DataArrays.jl
DataArrays.jl copied to clipboard
set operations for DataArrays
It would be nice to have versions of the standard set operations (union, setdiff, intersect, etc) defined for DataArrays so that dealing with NAs was easier. Right now the functions try to output regular arrays of the same type as the DataArray, and run into problems when they can't convert NA to said type:
julia> setdiff(@data([1,2,3,4]), @data([3,4,5,NA]))
ERROR: `convert` has no method matching convert(::Type{Int64}, ::NAtype)
in setindex! at dict.jl:545
in push! at set.jl:18
in union! at set.jl:23
in setdiff at array.jl:1358
To fit with how NA
is treated conceptually throughout the package, when either argument has any NA
s, setdiff pretty much has to throw an error. (Set(DataVector[..., NA, ...])
is unknown, and while defining Set(DataVector) would be convenient, I think the principle that has guided design here and in DataFrames favors forcing explicit handling of NAs to avoid introducing subtle bugs).
Possible options -- friendlier error message, or a more convenient syntax than setdiff(each_dropna(dv1), each_dropna(dv2))
Probably setdiff(dv1, dv2, skipna=true)
would be nicer and more consistent with e.g. mapreduce
?
That's nicer, for sure, and defining the three methods for each function would allow for tuning.
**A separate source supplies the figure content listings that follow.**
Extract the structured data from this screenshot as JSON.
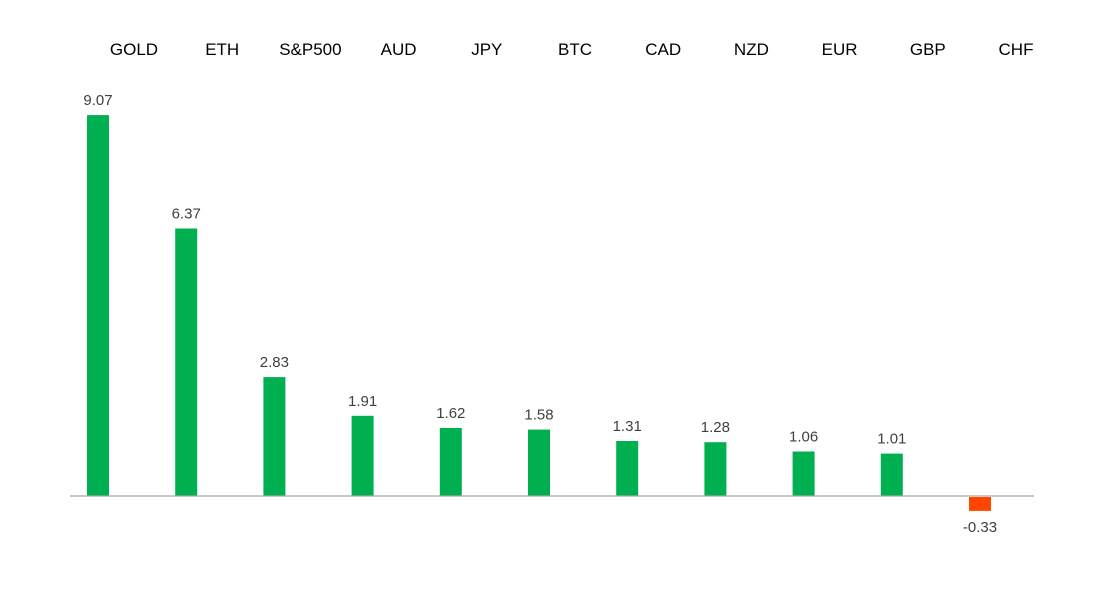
{
  "chart_data": {
    "type": "bar",
    "categories": [
      "GOLD",
      "ETH",
      "S&P500",
      "AUD",
      "JPY",
      "BTC",
      "CAD",
      "NZD",
      "EUR",
      "GBP",
      "CHF"
    ],
    "values": [
      9.07,
      6.37,
      2.83,
      1.91,
      1.62,
      1.58,
      1.31,
      1.28,
      1.06,
      1.01,
      -0.33
    ],
    "value_labels": [
      "9.07",
      "6.37",
      "2.83",
      "1.91",
      "1.62",
      "1.58",
      "1.31",
      "1.28",
      "1.06",
      "1.01",
      "-0.33"
    ],
    "title": "",
    "xlabel": "",
    "ylabel": "",
    "ylim": [
      -0.5,
      9.5
    ],
    "grid": false,
    "category_labels_position": "top",
    "colors": {
      "positive": "#00B050",
      "negative": "#FF4500",
      "axis": "#A6A6A6"
    }
  }
}
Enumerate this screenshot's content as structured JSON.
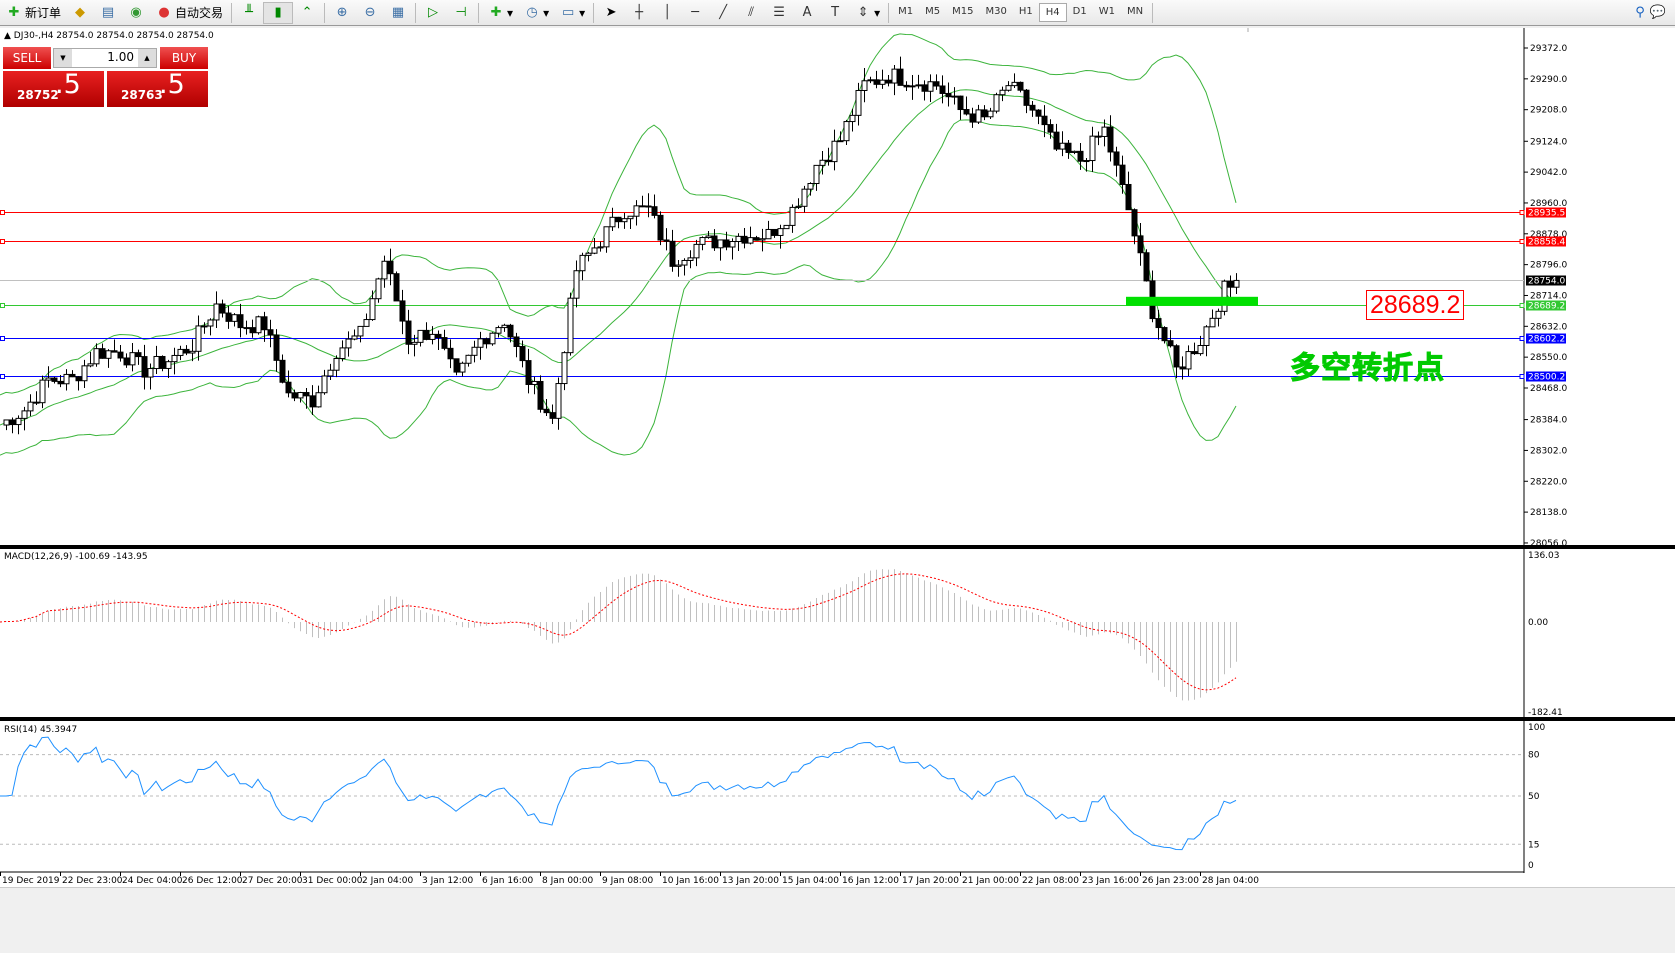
{
  "toolbar": {
    "new_order": "新订单",
    "auto_trading": "自动交易",
    "timeframes": [
      "M1",
      "M5",
      "M15",
      "M30",
      "H1",
      "H4",
      "D1",
      "W1",
      "MN"
    ],
    "active_timeframe": "H4"
  },
  "symbol_info": "DJ30-,H4  28754.0 28754.0 28754.0 28754.0",
  "trade_panel": {
    "sell_label": "SELL",
    "buy_label": "BUY",
    "lot": "1.00",
    "sell_big": "28752",
    "sell_small": ".5",
    "buy_big": "28763",
    "buy_small": ".5",
    "color": "#e02020"
  },
  "price_axis": [
    "29372.0",
    "29290.0",
    "29208.0",
    "29124.0",
    "29042.0",
    "28960.0",
    "28878.0",
    "28796.0",
    "28714.0",
    "28632.0",
    "28550.0",
    "28468.0",
    "28384.0",
    "28302.0",
    "28220.0",
    "28138.0",
    "28056.0"
  ],
  "levels": [
    {
      "price": 28935.5,
      "label": "28935.5",
      "color": "#ff0000"
    },
    {
      "price": 28858.4,
      "label": "28858.4",
      "color": "#ff0000"
    },
    {
      "price": 28754.0,
      "label": "28754.0",
      "color": "#000000"
    },
    {
      "price": 28689.2,
      "label": "28689.2",
      "color": "#32c832"
    },
    {
      "price": 28602.2,
      "label": "28602.2",
      "color": "#0000ff"
    },
    {
      "price": 28500.2,
      "label": "28500.2",
      "color": "#0000ff"
    }
  ],
  "annotation_price": "28689.2",
  "annotation_text": "多空转折点",
  "macd": {
    "label": "MACD(12,26,9) -100.69 -143.95",
    "axis": [
      "136.03",
      "0.00",
      "-182.41"
    ]
  },
  "rsi": {
    "label": "RSI(14) 45.3947",
    "axis": [
      "100",
      "80",
      "50",
      "15",
      "0"
    ]
  },
  "time_axis": [
    "19 Dec 2019",
    "22 Dec 23:00",
    "24 Dec 04:00",
    "26 Dec 12:00",
    "27 Dec 20:00",
    "31 Dec 00:00",
    "2 Jan 04:00",
    "3 Jan 12:00",
    "6 Jan 16:00",
    "8 Jan 00:00",
    "9 Jan 08:00",
    "10 Jan 16:00",
    "13 Jan 20:00",
    "15 Jan 04:00",
    "16 Jan 12:00",
    "17 Jan 20:00",
    "21 Jan 00:00",
    "22 Jan 08:00",
    "23 Jan 16:00",
    "26 Jan 23:00",
    "28 Jan 04:00"
  ],
  "chart_data": {
    "type": "candlestick",
    "symbol": "DJ30-",
    "timeframe": "H4",
    "ylim": [
      28056,
      29372
    ],
    "close_path": [
      28370,
      28410,
      28490,
      28490,
      28564,
      28564,
      28516,
      28542,
      28582,
      28689,
      28636,
      28636,
      28450,
      28436,
      28569,
      28609,
      28808,
      28596,
      28622,
      28489,
      28596,
      28649,
      28489,
      28383,
      28782,
      28862,
      28942,
      28942,
      28808,
      28848,
      28862,
      28875,
      28875,
      28942,
      29061,
      29128,
      29274,
      29300,
      29287,
      29274,
      29207,
      29181,
      29274,
      29207,
      29101,
      29074,
      29154,
      28942,
      28675,
      28516,
      28596,
      28729,
      28754
    ]
  }
}
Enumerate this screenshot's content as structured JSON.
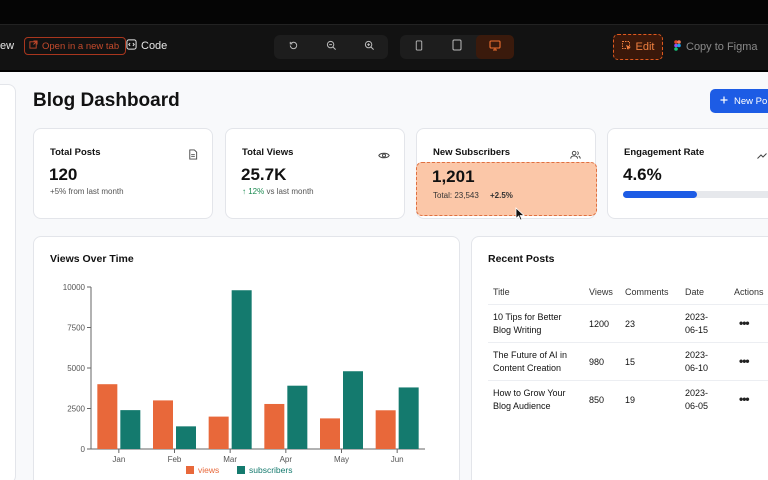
{
  "toolbar": {
    "view_label": "ew",
    "open_label": "Open in a new tab",
    "code_label": "Code",
    "edit_label": "Edit",
    "figma_label": "Copy to Figma",
    "accent": "#e05a20"
  },
  "page": {
    "title": "Blog Dashboard",
    "new_post_label": "New Po"
  },
  "stats": [
    {
      "label": "Total Posts",
      "value": "120",
      "sub": "+5% from last month",
      "icon": "document-icon"
    },
    {
      "label": "Total Views",
      "value": "25.7K",
      "sub_arrow": "↑",
      "sub_pct": "12%",
      "sub": "vs last month",
      "icon": "eye-icon"
    },
    {
      "label": "New Subscribers",
      "value": "1,201",
      "total": "Total: 23,543",
      "change": "+2.5%",
      "icon": "users-icon"
    },
    {
      "label": "Engagement Rate",
      "value": "4.6%",
      "progress": 0.46,
      "icon": "trend-icon"
    }
  ],
  "chart_card": {
    "title": "Views Over Time"
  },
  "chart_data": {
    "type": "bar",
    "categories": [
      "Jan",
      "Feb",
      "Mar",
      "Apr",
      "May",
      "Jun"
    ],
    "series": [
      {
        "name": "views",
        "values": [
          4000,
          3000,
          2000,
          2780,
          1890,
          2390
        ],
        "color": "#e8683a"
      },
      {
        "name": "subscribers",
        "values": [
          2400,
          1398,
          9800,
          3908,
          4800,
          3800
        ],
        "color": "#147a6e"
      }
    ],
    "ylim": [
      0,
      10000
    ],
    "yticks": [
      "0",
      "2500",
      "5000",
      "7500",
      "10000"
    ],
    "legend": "bottom-center",
    "grid": false
  },
  "recent_posts": {
    "title": "Recent Posts",
    "columns": [
      "Title",
      "Views",
      "Comments",
      "Date",
      "Actions"
    ],
    "rows": [
      {
        "title1": "10 Tips for Better",
        "title2": "Blog Writing",
        "views": "1200",
        "comments": "23",
        "date1": "2023-",
        "date2": "06-15",
        "action": "•••"
      },
      {
        "title1": "The Future of AI in",
        "title2": "Content Creation",
        "views": "980",
        "comments": "15",
        "date1": "2023-",
        "date2": "06-10",
        "action": "•••"
      },
      {
        "title1": "How to Grow Your",
        "title2": "Blog Audience",
        "views": "850",
        "comments": "19",
        "date1": "2023-",
        "date2": "06-05",
        "action": "•••"
      }
    ]
  }
}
On the other hand, it sounds like the quantity of methods that need to be reimplemented has slowed down development of data/nullable/categorical/etc. container types, so maybe slicker iterators would give more mileage: e.g.
setdiff(v, dv, skipna = true) # =>
setdiff(v, skipna(dv)) # or
setdiff(v, SkipNA(dv))
setdiff(dv1, dv2, skipna = true) # =>
setdiff(skipna(dv1), skipna(dv2)) # or
setdiff(SkipNA(dv1), SkipNA(dv2))
One thing I'd like to do now that Nullable is in Base is to define iterators like skipnulls
that live outside of DataArrays (since you might need to apply them to Array{Any}
, for example) and lean on those iterators more heavily.
In general, we could do a much better job of making clear when functions can accept arbitrary iterators and when they need a fully materialized input to work.